Furthermore, prove that there is only one such boy. That is, if any other boy starts, they would lose the game.
Harder version: suppose you now have $m+n$ boys and $n$ girls, with $m$ positive. Prove that there are exactly $m$ boys who could start a non-losing game.
We prove by induction on $n$. The proof is trivial for $n=1$. Now, suppose that there is one and only one boy who could start a non-losing game in the case of $n=k-1$. We consider the case of $n=k$.
Take any boy who sits with a girl to his left, so that the girl's turn is immediately following him. Call the boy Andy and the girl Betty. Remove Andy and Betty from the table. We are now left with $k-1$ girl and $k$ boys, for which we would have exactly one boy who could start a non-losing game.
Suppose we start with that boy, then when we get to Andy, his stone would immediately be removed by Betty, and then the game proceeds exactly like it would in $n=k-1$ case. So the table would never become empty.

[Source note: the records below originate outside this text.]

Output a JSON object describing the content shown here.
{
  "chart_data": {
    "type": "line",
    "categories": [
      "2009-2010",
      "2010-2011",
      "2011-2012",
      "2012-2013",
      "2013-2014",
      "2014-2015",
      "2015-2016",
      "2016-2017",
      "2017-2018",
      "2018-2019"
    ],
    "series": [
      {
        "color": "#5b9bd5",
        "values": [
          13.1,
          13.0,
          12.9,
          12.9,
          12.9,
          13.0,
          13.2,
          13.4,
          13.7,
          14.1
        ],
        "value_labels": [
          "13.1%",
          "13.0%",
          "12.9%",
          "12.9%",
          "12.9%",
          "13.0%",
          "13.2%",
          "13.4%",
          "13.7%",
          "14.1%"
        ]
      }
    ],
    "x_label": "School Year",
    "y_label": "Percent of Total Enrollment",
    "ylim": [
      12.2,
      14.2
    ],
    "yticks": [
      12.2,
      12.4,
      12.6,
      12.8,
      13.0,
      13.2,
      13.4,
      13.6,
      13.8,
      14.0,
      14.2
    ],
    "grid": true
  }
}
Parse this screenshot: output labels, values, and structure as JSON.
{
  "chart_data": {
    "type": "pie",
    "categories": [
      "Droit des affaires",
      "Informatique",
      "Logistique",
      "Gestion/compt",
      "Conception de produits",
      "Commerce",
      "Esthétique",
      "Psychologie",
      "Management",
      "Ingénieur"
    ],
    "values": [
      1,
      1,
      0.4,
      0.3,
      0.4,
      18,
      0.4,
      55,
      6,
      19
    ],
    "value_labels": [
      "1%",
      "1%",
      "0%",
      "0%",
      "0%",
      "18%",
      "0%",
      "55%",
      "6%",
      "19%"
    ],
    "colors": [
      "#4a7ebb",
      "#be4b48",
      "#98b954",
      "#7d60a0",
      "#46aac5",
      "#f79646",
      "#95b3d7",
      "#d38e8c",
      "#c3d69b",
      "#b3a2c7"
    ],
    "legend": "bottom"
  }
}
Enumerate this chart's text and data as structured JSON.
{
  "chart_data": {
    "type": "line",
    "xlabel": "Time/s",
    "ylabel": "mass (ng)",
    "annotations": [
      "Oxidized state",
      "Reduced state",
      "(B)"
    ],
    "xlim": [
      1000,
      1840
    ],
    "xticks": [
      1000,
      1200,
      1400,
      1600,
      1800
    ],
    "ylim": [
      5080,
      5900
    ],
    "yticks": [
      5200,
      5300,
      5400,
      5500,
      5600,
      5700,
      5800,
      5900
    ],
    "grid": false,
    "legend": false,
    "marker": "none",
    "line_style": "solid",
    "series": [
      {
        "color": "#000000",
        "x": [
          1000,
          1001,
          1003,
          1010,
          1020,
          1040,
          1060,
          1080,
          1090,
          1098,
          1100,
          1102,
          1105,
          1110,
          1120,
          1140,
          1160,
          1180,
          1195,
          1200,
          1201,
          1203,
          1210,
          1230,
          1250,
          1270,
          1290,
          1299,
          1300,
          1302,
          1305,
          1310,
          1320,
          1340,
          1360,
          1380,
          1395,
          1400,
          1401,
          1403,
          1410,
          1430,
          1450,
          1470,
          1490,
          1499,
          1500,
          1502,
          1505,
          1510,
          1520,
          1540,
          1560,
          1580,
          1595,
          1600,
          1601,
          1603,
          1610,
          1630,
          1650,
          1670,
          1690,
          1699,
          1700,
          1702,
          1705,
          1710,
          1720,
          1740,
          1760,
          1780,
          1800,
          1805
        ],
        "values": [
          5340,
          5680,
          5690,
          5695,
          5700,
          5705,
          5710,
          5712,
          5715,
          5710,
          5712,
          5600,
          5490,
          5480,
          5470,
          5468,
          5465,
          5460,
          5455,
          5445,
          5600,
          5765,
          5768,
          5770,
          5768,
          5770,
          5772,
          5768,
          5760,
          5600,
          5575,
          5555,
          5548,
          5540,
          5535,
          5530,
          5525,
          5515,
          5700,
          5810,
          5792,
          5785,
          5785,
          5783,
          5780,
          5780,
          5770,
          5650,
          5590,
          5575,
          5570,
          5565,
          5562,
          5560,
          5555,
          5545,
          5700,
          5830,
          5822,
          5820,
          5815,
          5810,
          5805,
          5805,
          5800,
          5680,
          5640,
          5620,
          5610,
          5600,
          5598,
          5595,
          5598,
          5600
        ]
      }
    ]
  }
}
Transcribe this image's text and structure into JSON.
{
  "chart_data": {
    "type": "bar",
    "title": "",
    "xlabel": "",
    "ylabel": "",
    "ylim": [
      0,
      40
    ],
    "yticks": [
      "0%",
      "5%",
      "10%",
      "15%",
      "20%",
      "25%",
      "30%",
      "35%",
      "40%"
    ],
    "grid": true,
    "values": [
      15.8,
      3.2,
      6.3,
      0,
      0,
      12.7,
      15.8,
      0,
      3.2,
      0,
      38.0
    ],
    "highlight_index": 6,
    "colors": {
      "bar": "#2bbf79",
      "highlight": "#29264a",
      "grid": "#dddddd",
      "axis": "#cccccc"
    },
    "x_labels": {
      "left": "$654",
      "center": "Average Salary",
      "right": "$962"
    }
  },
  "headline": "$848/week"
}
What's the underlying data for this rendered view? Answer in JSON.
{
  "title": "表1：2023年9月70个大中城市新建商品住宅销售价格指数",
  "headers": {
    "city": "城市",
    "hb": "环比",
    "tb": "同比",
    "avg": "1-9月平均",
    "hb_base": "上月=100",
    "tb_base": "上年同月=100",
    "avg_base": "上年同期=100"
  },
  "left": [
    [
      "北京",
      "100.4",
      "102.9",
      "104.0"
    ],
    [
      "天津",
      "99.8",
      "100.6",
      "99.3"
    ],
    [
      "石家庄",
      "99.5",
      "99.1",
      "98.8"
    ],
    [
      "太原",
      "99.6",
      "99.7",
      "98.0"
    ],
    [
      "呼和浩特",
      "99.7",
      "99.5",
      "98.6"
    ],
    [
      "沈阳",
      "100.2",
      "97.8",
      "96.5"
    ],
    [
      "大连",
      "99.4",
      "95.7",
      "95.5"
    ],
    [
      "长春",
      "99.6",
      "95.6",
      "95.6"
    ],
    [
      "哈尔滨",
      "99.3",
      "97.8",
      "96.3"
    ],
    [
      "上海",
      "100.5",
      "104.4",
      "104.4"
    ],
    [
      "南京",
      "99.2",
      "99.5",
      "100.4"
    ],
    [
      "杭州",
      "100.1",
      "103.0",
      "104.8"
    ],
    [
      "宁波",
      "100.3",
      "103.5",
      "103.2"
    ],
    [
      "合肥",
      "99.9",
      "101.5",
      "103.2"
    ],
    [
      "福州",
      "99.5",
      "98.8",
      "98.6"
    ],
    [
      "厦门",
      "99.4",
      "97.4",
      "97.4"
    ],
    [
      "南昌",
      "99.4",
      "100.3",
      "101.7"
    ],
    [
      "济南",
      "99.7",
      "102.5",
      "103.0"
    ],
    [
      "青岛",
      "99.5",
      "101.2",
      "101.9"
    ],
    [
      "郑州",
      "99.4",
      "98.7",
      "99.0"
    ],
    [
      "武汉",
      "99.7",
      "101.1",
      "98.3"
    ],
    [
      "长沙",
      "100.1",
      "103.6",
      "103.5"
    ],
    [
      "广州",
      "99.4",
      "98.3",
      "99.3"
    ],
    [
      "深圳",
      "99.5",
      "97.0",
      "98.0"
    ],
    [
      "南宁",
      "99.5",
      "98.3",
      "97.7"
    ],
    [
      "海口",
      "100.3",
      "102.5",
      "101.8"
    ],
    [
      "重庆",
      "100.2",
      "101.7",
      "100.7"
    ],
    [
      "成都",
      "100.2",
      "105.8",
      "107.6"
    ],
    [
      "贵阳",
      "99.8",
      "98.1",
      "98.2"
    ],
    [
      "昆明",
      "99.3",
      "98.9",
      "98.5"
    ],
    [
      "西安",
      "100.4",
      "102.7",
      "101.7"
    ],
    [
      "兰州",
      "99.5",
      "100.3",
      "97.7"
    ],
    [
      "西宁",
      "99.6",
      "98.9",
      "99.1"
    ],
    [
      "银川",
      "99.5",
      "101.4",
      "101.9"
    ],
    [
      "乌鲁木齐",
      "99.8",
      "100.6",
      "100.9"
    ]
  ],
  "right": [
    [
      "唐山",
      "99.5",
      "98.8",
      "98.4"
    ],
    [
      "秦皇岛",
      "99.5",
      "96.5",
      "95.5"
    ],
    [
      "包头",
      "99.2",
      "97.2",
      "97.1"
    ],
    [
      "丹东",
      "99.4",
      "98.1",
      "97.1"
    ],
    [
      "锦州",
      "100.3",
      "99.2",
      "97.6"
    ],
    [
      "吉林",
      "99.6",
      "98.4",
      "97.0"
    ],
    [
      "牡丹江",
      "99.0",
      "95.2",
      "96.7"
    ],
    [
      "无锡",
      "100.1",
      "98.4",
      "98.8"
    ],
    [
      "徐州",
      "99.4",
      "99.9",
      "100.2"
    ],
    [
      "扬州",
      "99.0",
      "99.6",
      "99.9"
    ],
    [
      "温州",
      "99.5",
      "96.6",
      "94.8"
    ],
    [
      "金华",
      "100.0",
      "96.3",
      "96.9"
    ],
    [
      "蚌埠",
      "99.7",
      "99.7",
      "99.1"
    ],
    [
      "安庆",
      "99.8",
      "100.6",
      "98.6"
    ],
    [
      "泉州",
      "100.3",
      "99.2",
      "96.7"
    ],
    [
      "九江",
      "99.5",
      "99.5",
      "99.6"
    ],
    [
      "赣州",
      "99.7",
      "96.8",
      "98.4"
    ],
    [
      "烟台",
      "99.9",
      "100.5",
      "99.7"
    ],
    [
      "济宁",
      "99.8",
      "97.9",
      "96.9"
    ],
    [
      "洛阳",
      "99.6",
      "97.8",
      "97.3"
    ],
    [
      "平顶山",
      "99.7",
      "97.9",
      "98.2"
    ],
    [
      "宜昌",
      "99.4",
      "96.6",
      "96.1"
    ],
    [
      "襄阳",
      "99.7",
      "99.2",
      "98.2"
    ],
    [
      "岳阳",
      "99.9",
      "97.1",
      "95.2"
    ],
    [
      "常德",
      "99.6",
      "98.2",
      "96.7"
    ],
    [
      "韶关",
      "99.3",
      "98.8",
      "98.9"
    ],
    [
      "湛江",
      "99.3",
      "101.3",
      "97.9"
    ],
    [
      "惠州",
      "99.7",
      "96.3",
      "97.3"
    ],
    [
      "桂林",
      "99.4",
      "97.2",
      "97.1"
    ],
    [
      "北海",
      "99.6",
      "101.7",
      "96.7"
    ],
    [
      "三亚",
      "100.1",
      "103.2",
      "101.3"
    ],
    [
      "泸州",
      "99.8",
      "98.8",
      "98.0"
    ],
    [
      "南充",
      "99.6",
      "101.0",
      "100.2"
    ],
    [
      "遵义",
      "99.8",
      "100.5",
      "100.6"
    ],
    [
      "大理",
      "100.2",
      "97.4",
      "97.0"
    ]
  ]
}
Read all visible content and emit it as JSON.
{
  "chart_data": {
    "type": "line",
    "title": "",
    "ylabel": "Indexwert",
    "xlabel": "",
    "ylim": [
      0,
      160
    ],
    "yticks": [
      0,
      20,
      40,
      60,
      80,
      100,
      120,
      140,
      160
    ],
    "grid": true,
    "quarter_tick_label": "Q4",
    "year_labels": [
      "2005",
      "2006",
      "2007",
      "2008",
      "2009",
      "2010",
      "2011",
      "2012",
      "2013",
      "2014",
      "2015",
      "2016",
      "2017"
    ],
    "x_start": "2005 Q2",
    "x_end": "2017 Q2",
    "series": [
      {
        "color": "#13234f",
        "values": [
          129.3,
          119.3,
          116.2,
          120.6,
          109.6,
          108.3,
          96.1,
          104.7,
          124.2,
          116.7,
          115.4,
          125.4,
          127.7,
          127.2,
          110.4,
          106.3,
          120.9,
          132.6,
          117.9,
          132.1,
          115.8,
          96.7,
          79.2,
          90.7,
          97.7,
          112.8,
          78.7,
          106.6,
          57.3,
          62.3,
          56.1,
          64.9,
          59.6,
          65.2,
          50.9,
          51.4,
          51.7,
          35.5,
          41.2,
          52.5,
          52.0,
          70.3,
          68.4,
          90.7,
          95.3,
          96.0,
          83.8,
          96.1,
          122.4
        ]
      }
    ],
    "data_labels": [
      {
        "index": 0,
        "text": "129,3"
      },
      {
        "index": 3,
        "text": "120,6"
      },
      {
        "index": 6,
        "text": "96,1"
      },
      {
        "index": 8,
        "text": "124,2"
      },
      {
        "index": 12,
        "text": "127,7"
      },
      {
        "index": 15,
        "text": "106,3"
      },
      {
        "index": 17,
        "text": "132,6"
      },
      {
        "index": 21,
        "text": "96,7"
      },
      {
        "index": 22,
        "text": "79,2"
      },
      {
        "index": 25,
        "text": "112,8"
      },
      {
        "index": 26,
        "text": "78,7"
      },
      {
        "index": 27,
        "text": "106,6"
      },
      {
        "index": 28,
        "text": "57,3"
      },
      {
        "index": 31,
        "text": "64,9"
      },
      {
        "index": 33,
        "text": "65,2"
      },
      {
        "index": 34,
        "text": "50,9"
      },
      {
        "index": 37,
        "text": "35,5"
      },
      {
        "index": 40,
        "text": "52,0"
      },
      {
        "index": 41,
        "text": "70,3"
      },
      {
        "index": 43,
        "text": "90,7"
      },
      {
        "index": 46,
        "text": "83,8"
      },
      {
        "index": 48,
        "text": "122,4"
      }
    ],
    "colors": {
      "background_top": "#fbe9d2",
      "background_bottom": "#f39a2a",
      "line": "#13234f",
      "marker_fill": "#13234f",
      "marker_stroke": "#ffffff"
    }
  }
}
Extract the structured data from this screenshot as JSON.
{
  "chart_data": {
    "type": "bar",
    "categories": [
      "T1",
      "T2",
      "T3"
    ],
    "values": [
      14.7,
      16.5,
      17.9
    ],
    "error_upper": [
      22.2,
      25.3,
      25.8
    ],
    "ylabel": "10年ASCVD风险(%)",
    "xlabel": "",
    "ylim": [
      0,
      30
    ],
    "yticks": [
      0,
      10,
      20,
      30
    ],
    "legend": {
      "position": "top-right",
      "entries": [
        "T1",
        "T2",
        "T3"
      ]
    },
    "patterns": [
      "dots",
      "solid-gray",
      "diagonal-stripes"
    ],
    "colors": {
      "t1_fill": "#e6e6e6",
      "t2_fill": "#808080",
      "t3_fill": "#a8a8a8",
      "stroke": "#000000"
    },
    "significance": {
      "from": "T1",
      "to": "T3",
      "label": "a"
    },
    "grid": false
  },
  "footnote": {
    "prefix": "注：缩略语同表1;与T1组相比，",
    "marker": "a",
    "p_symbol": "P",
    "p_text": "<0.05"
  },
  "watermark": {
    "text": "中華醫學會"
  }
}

To prove that there is only one boy who could start a non-losing game, we only need to prove that Andy could not start a non-losing game. But it is trivial. If we start with Andy, the table would become empty right after Betty's turn. For any other boy besides Andy, the game proceeds exactly like it would in $n=k-1$ case, so there can only be one starter boy.
Solution for harder version
We fix $m$, and prove by induction on $n$. For $n=1$, it is easy to see that all the $m+1$ boys are sitting together, so the first $m$ boys could start a non-losing game.
The induction step works exactly like the normal version. We take any boy who sits immediately before a girl and remove them from the game.
Any boy who had started a non-losing game would still start a non-losing game after those two are returned to the table. The boy who was temporarily removed couldn't have been a starter boy. So there are exactly $m$ starter boys.